Spatial learning is critical for survival and its underlying neuronal mechanisms have been studied extensively. These studies have revealed a wealth of information about the neural representations of space, such as place cells and boundary cells. While many studies have focused on how these representations emerge in the brain, their functional role in driving spatial learning and navigation has received much less attention.
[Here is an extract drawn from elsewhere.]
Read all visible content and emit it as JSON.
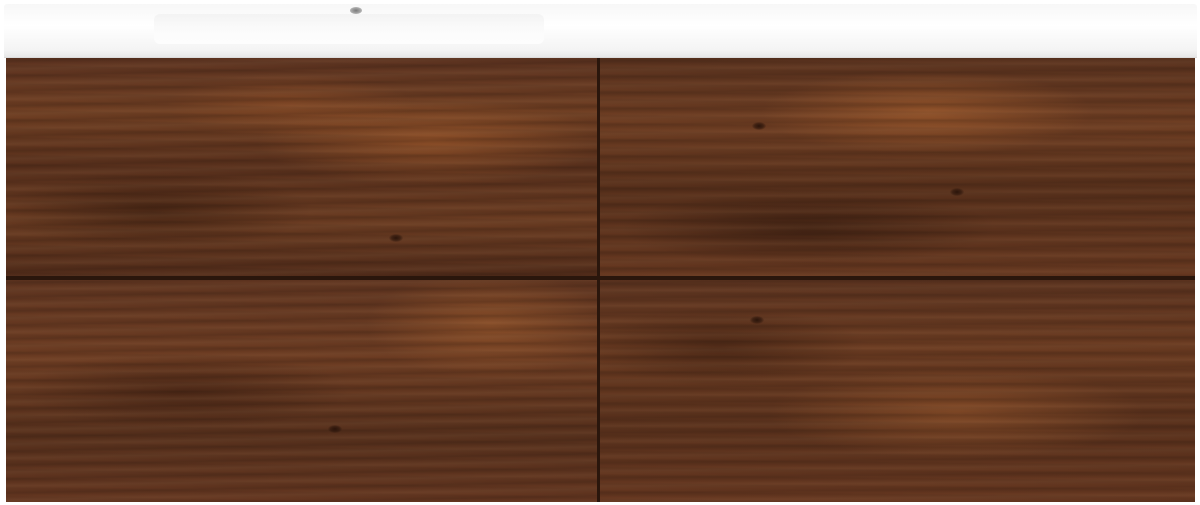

We extended an existing computational modeling tool-chain to study the functional role of spatial representations using closed-loop simulations of spatial learning. At the heart of the model agent was a spiking neural network that formed a ring attractor. This network received inputs from place and boundary cells and the location of the activity bump in this network was the output. This output determined the movement directions of the agent. We found that the navigation performance depended on the parameters of the place cell input, such as their number, the place field sizes, and peak firing rate, as well as, unsurprisingly, the size of the goal zone. The dependence on the place cell parameters could be accounted for by just a single variable, the overlap index, but this dependence was nonmonotonic. By contrast, performance scaled monotonically with the Fisher information of the place cell population. Our results therefore demonstrate that efficiently encoding spatial information is critical for navigation performance.

导航与空间编码的效率:闭环模拟的启示。
空间学习对生存至关重要,人们对其潜在的神经元机制进行了广泛的研究。这些研究揭示了有关空间的神经表征(如位置细胞和边界细胞)的大量信息。虽然许多研究都关注这些表征是如何在大脑中出现的,但它们在驱动空间学习和导航方面的功能作用却很少受到关注。我们扩展了现有的计算建模工具链,利用空间学习的闭环模拟来研究空间表征的功能作用。模型代理的核心是一个形成环形吸引子的尖峰神经网络。该网络接收来自位置和边界细胞的输入,网络中活动凹凸的位置就是输出。这一输出决定了代理的移动方向。我们发现,导航性能取决于位置细胞输入的参数,如位置细胞的数量、位置场大小和峰值发射率,以及目标区域的大小,这一点不足为奇。对位置细胞参数的依赖可以通过重叠指数这一单一变量来解释,但这种依赖是非单调的。与此相反,表现与位置细胞群的费舍尔信息成单调比例关系。因此,我们的研究结果表明,有效编码空间信息对导航性能至关重要。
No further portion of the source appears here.